High above the clouds | Tromsø Sky Race


Tromdalstinden Skyrace

In between my adventure in the Lyngen Alps and my trekking through Reinheimen and Sunnmøre I spent a few days in Tromsø, where the Tromsø Skyrace takes place. The event has several races, with Blamann Vertical (2,7k with 1044m elevation), Bøntuva tour-race (15k / 770m), Tromsdalstinden Skyrace (28k / 2000hm) and Hamperokken Skyrace (53k / 4600hm). There seems to be a lot of variation in technical difficulty. The most difficult is the Hamperokken. Tromsdalstinden shares part of this route and is recommended as an introduction to the crazy yet appealing sport of sky-running. And if there's one thing I have learned in Norway, it is to never underestimate the mountains, so I wisely and prudently choose to join in the Tromdalstinden Skyrace, hooray!



In the previous edition, the Hamperokken and Tromdalstinden races started above the skiing slope of Fløya. This year, the start and finish of the race is in the center of Tromsø at the harbor, so we get to cross the bridge over the fjord twice, providing some extra elevation. At 8am I go cheer on the brave men and women going to Hamperokken while they are crossing the bridge, and a few hours later I am toeing the starting line of another amazing adventure.


The first few kilometers are concrete, along the harbor, passing two statues of a stern (or grumpy?) looking Roald Amundsen and crossing the bridge to get to the start of the first climb to the ski station. The road stays open for traffic, so the runners have to keep on the footpath, making passing by impossible. Thinking about what awaits me, I don't consider this to be such a bad thing.




A flatlander in the mountains

Once we get past Ishavskatedralen, the fun really begins. A single trail climbing pretty steep to 670m gets you to the only aid station of the course (the Hamperokken has a second aid station in Breivikeidet). Clif bars, water and fruitgels, oranges, bananas, cake and cheering Norwegians... Basically everything you need to get up and down a mountain.

The proper fjellhopping starts immediately after leaving the aidstation. Climbing and descending above the treeline over grassy paths and rocks with every possibility to leave the path and stretch the legs. Escpecially the descends feel like absolute freedom, and in the company of a few Swedes I have an absolute blast. The following climb gets us through rockier and grim terrain and to the summit of Tromdalstinden, hidden in the fog. The only mandatory kit for this race was a windstopper, but I'm glad I also packed two buffs. I try to keep moving fast, but it's clear I have no experience whatsoever with running on this terrain. 

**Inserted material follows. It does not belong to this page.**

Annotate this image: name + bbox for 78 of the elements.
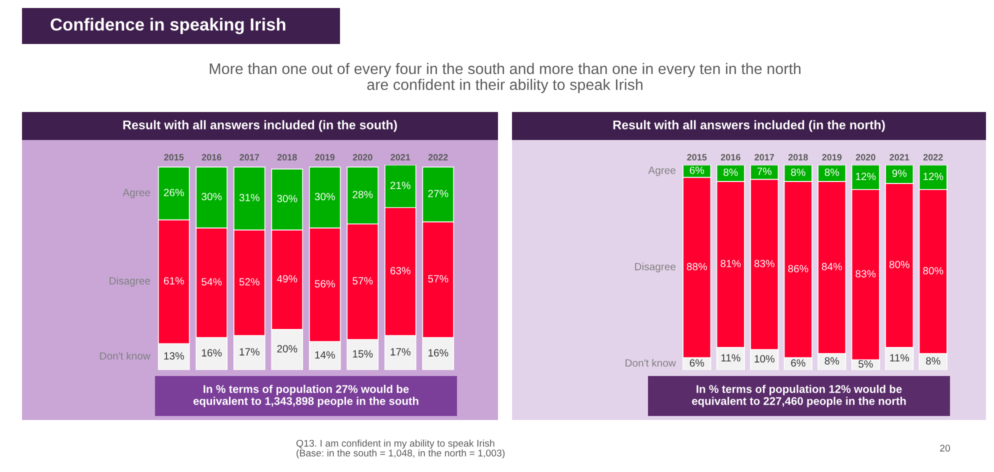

After reaching the summit, the more technical part of the trail starts, a descent of 2k over boulderfields. While I do my best to keep my legs and knees intact, cheerful Norwegians are passing me by from all sides. At a certain moment, I see Tom Owens, the eventual winner of the Hamperokken race, flashing by at a pace I don't really grasp. Seeing is believing, but still...


Tusen takk!

Coming out of the boulderfield the path clears and we are thrown into a more swampy bit, after which we reach the checkpoint again, with cheering ("heya heya!") locals. I'm falling more and more in love with this beautiful country and it's hospitable people.

My flatlanderquads are clearly not used to all this descending, so I arrive pretty knacker (but still in one piece!) at the bottom. After 4u30 and roughly 33k I reach the finish line, where I get a high five of none other than Emelie Forsberg, making me doubt wether I should wash these hands ever again. "Tusen takk!" doesnt' even come close.